ロンドンに初めて行ったのは、確か1992年のことだと思う。私はそのとき、渡仏してから数年が経っていた。そのため、母国語である日本語だけではなく、こちらで修得したフランス語にも敏感に反応した。どこからかフランス語が聞こえてくると、そちらのほうを振くようになっていた。
テムズ川をセーヌ川と呼んだ子供
初めて出かけたロンドンでは、定番の2階だての赤いバスに乗り、観光を満喫した。そのバスに、偶然、フランス人の家族が乗っていた。4歳か5歳ぐらいのよく喋る男の子と彼の両親だった。その男の子の話に注意を引かれながら、ロンドン市内見学を楽しんでいた。

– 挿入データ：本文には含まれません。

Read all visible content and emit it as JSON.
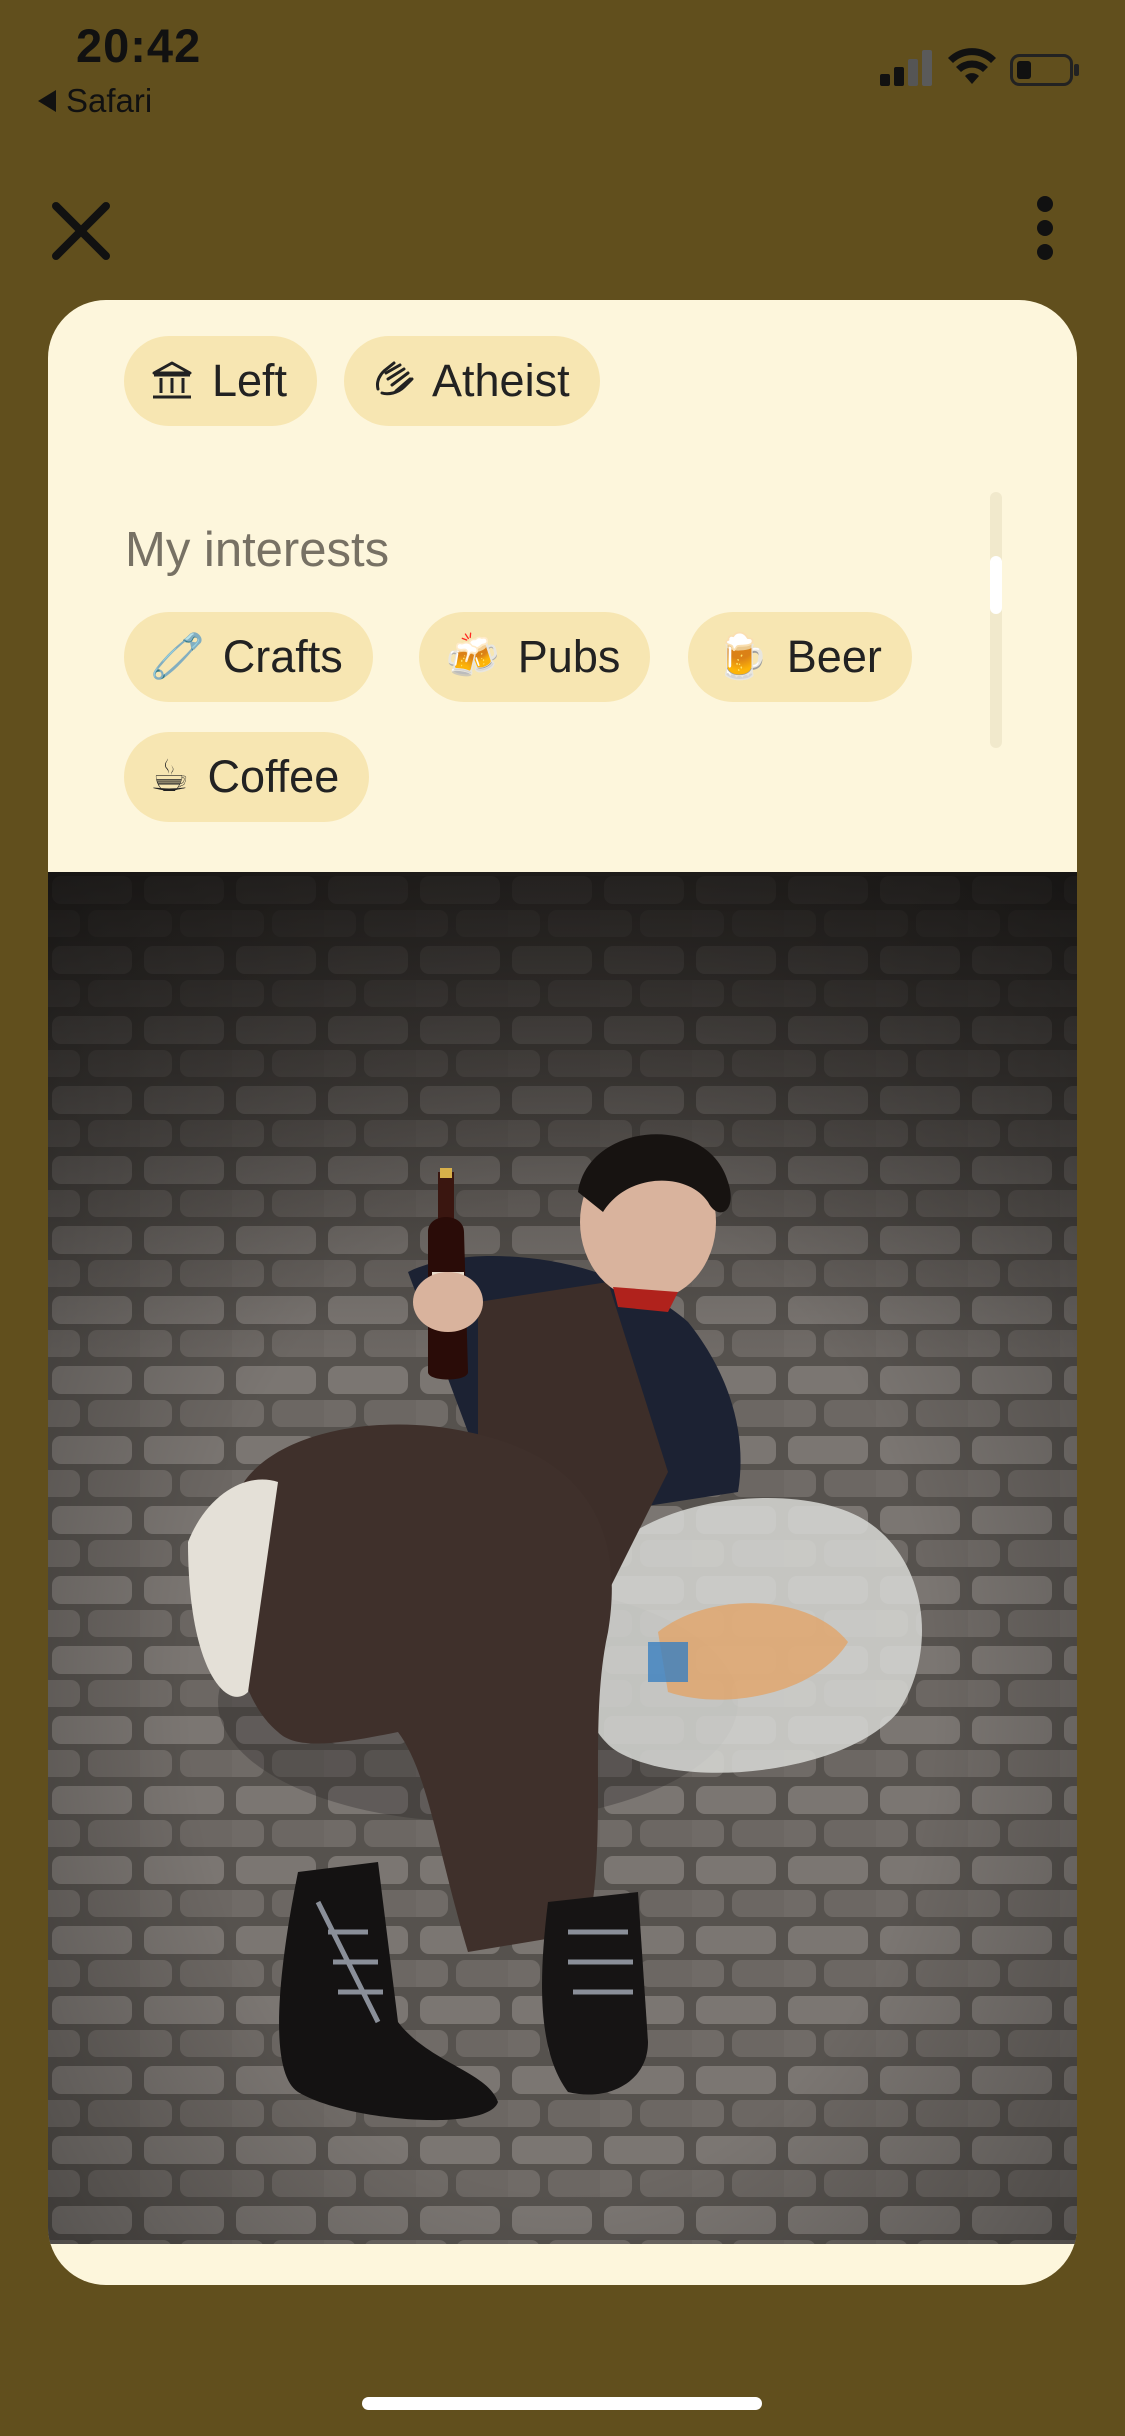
{
  "status_bar": {
    "time": "20:42",
    "back_app": "Safari"
  },
  "top_bar": {
    "close_icon": "close-icon",
    "more_icon": "more-vertical-icon"
  },
  "profile": {
    "tags": [
      {
        "label": "Left",
        "icon": "politics-icon"
      },
      {
        "label": "Atheist",
        "icon": "religion-icon"
      }
    ],
    "interests_title": "My interests",
    "interests": [
      {
        "label": "Crafts",
        "emoji": "🧷"
      },
      {
        "label": "Pubs",
        "emoji": "🍻"
      },
      {
        "label": "Beer",
        "emoji": "🍺"
      },
      {
        "label": "Coffee",
        "emoji": "☕"
      }
    ]
  },
  "colors": {
    "background": "#614f1d",
    "card": "#fdf6dc",
    "chip": "#f7e6b2"
  }
}
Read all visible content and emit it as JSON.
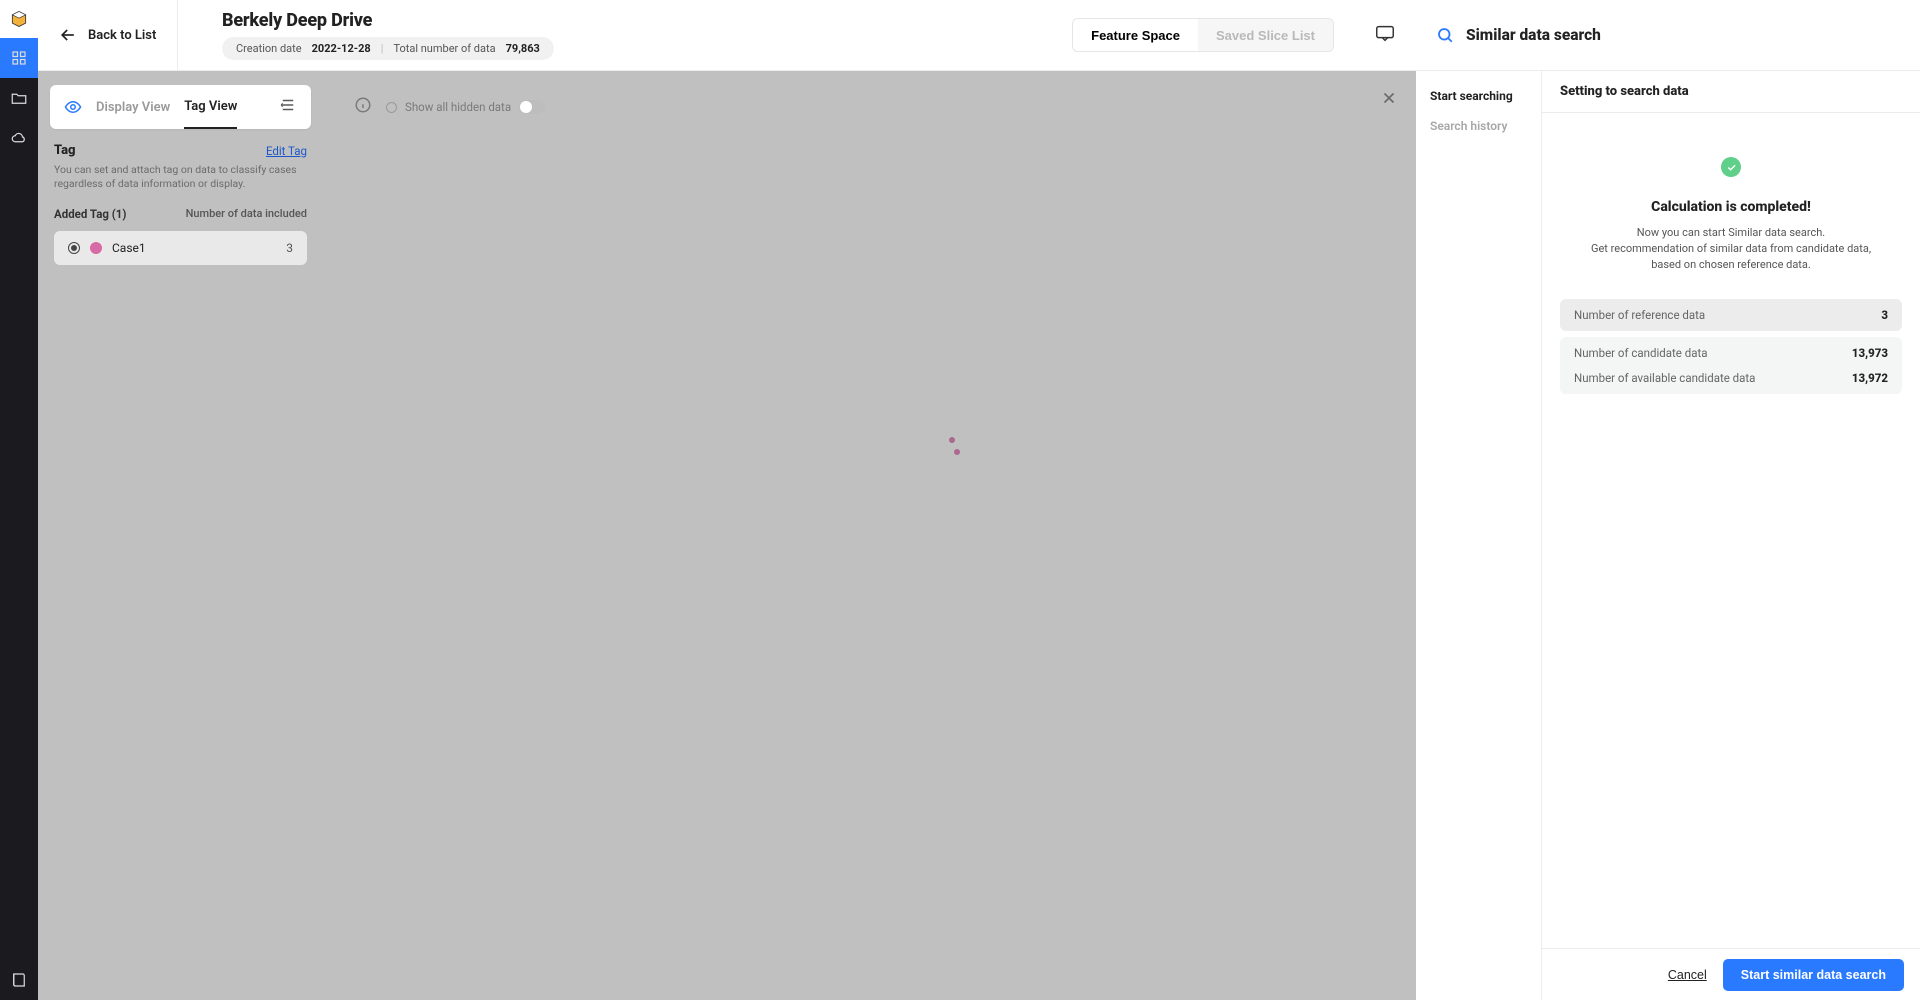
{
  "sidebar": {
    "icons": [
      "logo-icon",
      "grid-icon",
      "folder-icon",
      "cloud-icon",
      "book-icon"
    ]
  },
  "header": {
    "back_label": "Back to List",
    "title": "Berkely Deep Drive",
    "creation_label": "Creation date",
    "creation_value": "2022-12-28",
    "total_label": "Total number of data",
    "total_value": "79,863",
    "seg_a": "Feature Space",
    "seg_b": "Saved Slice List"
  },
  "view_tabs": {
    "display": "Display View",
    "tag": "Tag View"
  },
  "plot_toolbar": {
    "hidden_toggle_label": "Show all hidden data"
  },
  "tag_panel": {
    "heading": "Tag",
    "edit": "Edit Tag",
    "desc": "You can set and attach tag on data to classify cases regardless of data information or display.",
    "added_label": "Added Tag (1)",
    "count_col": "Number of data included",
    "items": [
      {
        "name": "Case1",
        "count": "3",
        "color": "#d86aa5"
      }
    ]
  },
  "drawer": {
    "title": "Similar data search",
    "nav_start": "Start searching",
    "nav_history": "Search history",
    "subhead": "Setting to search data",
    "calc_title": "Calculation is completed!",
    "calc_line1": "Now you can start Similar data search.",
    "calc_line2": "Get recommendation of similar data from candidate data,",
    "calc_line3": "based on chosen reference data.",
    "stat_ref_label": "Number of reference data",
    "stat_ref_val": "3",
    "stat_cand_label": "Number of candidate data",
    "stat_cand_val": "13,973",
    "stat_avail_label": "Number of available candidate data",
    "stat_avail_val": "13,972",
    "btn_cancel": "Cancel",
    "btn_start": "Start similar data search"
  }
}
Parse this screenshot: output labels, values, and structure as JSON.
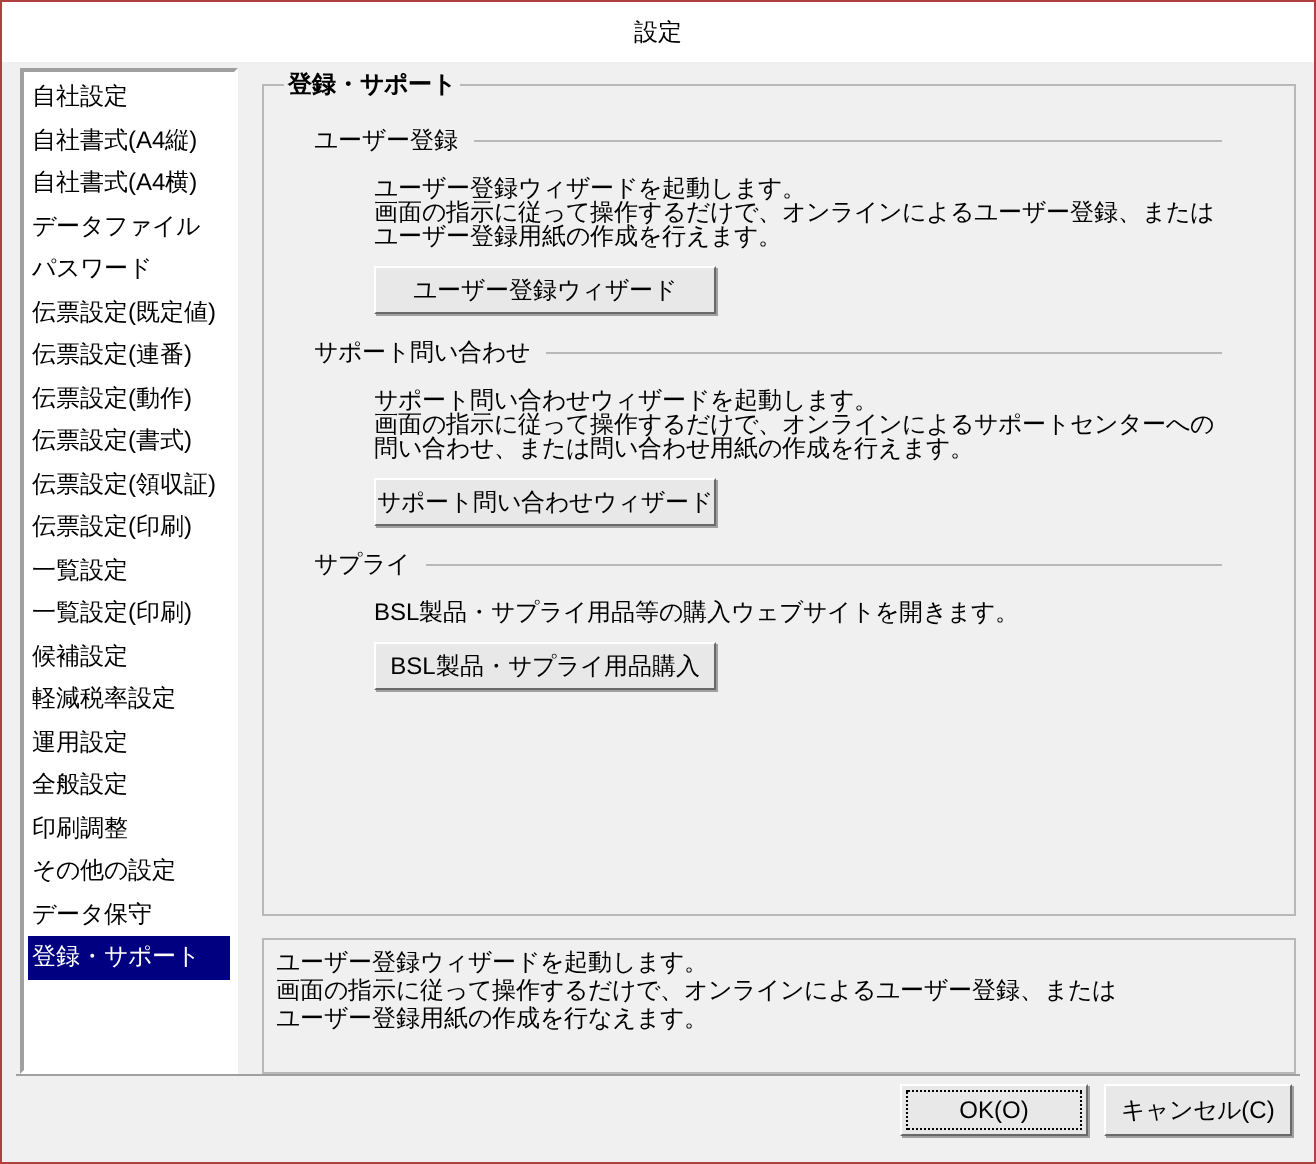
{
  "window": {
    "title": "設定"
  },
  "sidebar": {
    "items": [
      {
        "label": "自社設定",
        "selected": false
      },
      {
        "label": "自社書式(A4縦)",
        "selected": false
      },
      {
        "label": "自社書式(A4横)",
        "selected": false
      },
      {
        "label": "データファイル",
        "selected": false
      },
      {
        "label": "パスワード",
        "selected": false
      },
      {
        "label": "伝票設定(既定値)",
        "selected": false
      },
      {
        "label": "伝票設定(連番)",
        "selected": false
      },
      {
        "label": "伝票設定(動作)",
        "selected": false
      },
      {
        "label": "伝票設定(書式)",
        "selected": false
      },
      {
        "label": "伝票設定(領収証)",
        "selected": false
      },
      {
        "label": "伝票設定(印刷)",
        "selected": false
      },
      {
        "label": "一覧設定",
        "selected": false
      },
      {
        "label": "一覧設定(印刷)",
        "selected": false
      },
      {
        "label": "候補設定",
        "selected": false
      },
      {
        "label": "軽減税率設定",
        "selected": false
      },
      {
        "label": "運用設定",
        "selected": false
      },
      {
        "label": "全般設定",
        "selected": false
      },
      {
        "label": "印刷調整",
        "selected": false
      },
      {
        "label": "その他の設定",
        "selected": false
      },
      {
        "label": "データ保守",
        "selected": false
      },
      {
        "label": "登録・サポート",
        "selected": true
      }
    ]
  },
  "panel": {
    "title": "登録・サポート",
    "sections": [
      {
        "heading": "ユーザー登録",
        "description": [
          "ユーザー登録ウィザードを起動します。",
          "画面の指示に従って操作するだけで、オンラインによるユーザー登録、または",
          "ユーザー登録用紙の作成を行えます。"
        ],
        "button": "ユーザー登録ウィザード"
      },
      {
        "heading": "サポート問い合わせ",
        "description": [
          "サポート問い合わせウィザードを起動します。",
          "画面の指示に従って操作するだけで、オンラインによるサポートセンターへの",
          "問い合わせ、または問い合わせ用紙の作成を行えます。"
        ],
        "button": "サポート問い合わせウィザード"
      },
      {
        "heading": "サプライ",
        "description": [
          "BSL製品・サプライ用品等の購入ウェブサイトを開きます。"
        ],
        "button": "BSL製品・サプライ用品購入"
      }
    ]
  },
  "help_text": [
    "ユーザー登録ウィザードを起動します。",
    "画面の指示に従って操作するだけで、オンラインによるユーザー登録、または",
    "ユーザー登録用紙の作成を行なえます。"
  ],
  "buttons": [
    {
      "label": "OK(O)",
      "focused": true
    },
    {
      "label": "キャンセル(C)",
      "focused": false
    }
  ]
}
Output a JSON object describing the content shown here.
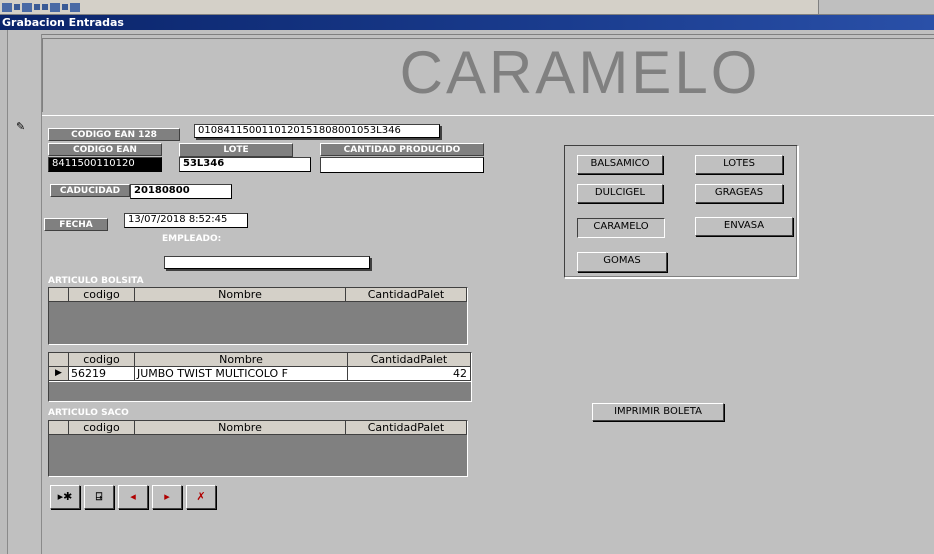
{
  "window": {
    "title": "Grabacion Entradas"
  },
  "header": {
    "title": "CARAMELO"
  },
  "record_selector_glyph": "✎",
  "fields": {
    "codigo_ean_128": {
      "label": "CODIGO EAN 128",
      "value": "0108411500110120151808001053L346"
    },
    "codigo_ean": {
      "label": "CODIGO EAN",
      "value": "8411500110120"
    },
    "lote": {
      "label": "LOTE",
      "value": "53L346"
    },
    "cantidad_producido": {
      "label": "CANTIDAD PRODUCIDO",
      "value": ""
    },
    "caducidad": {
      "label": "CADUCIDAD",
      "value": "20180800"
    },
    "fecha": {
      "label": "FECHA",
      "value": "13/07/2018 8:52:45"
    },
    "empleado": {
      "label": "EMPLEADO:",
      "value": ""
    }
  },
  "sections": {
    "bolsita": "ARTICULO BOLSITA",
    "saco": "ARTICULO SACO"
  },
  "grid_columns": [
    "codigo",
    "Nombre",
    "CantidadPalet"
  ],
  "grid_bolsita": {
    "rows": []
  },
  "grid_caja": {
    "rows": [
      {
        "selector": "▶",
        "codigo": "56219",
        "nombre": "JUMBO TWIST MULTICOLO F",
        "cantidad": "42"
      }
    ]
  },
  "grid_saco": {
    "rows": []
  },
  "category_buttons": {
    "balsamico": "BALSAMICO",
    "lotes": "LOTES",
    "dulcigel": "DULCIGEL",
    "grageas": "GRAGEAS",
    "caramelo": "CARAMELO",
    "envasa": "ENVASA",
    "gomas": "GOMAS"
  },
  "imprimir_boleta": "IMPRIMIR BOLETA",
  "nav_icons": [
    "new-record-icon",
    "exit-icon",
    "previous-icon",
    "next-icon",
    "delete-icon"
  ],
  "nav_glyphs": {
    "new": "▸✱",
    "exit": "⍈",
    "prev": "◂",
    "next": "▸",
    "delete": "✗"
  },
  "colors": {
    "title_bar": "#0a246a",
    "nav_red": "#b00000",
    "form_bg": "#c0c0c0"
  }
}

ちょうどバスがテムズ川に近づいたときである。男の子が興奮して父親にこう言った。
「Regarde, papa ! Il y a la seine! (お父さん、見て。セーヌ川があるよ)」
父親は笑いながら、セーヌではなくテムズ川だと説明していたのを記憶している。男の子にとってテムズ川についての知識がなかったのは言うまでもない。それだけではなく、彼の「セーヌ(seine)」についての理解の仕方が興味深かった。
たぶん男の子がパリのセーヌ川を初めて見たとき、その名前を親が教えたのだと思う。彼の経験のなかでは、セーヌ川はただ単なる固有名詞としてではなく、一般名詞として認識されていたのだ。つまり、街の中を流れる大きな川はすべて「セーヌ(seine)」として理解されていた。
そのため同じように街の中を流れている大きな川を見たときに、「ここにもセーヌ川があった」と考えたのであろう。子供にとっては一般名詞と固有名詞の境界線は、はっきりしてはいないのだろう。ただ、それが子供の世界だけでなく、大人の世界でも似たような現象は起きることがある。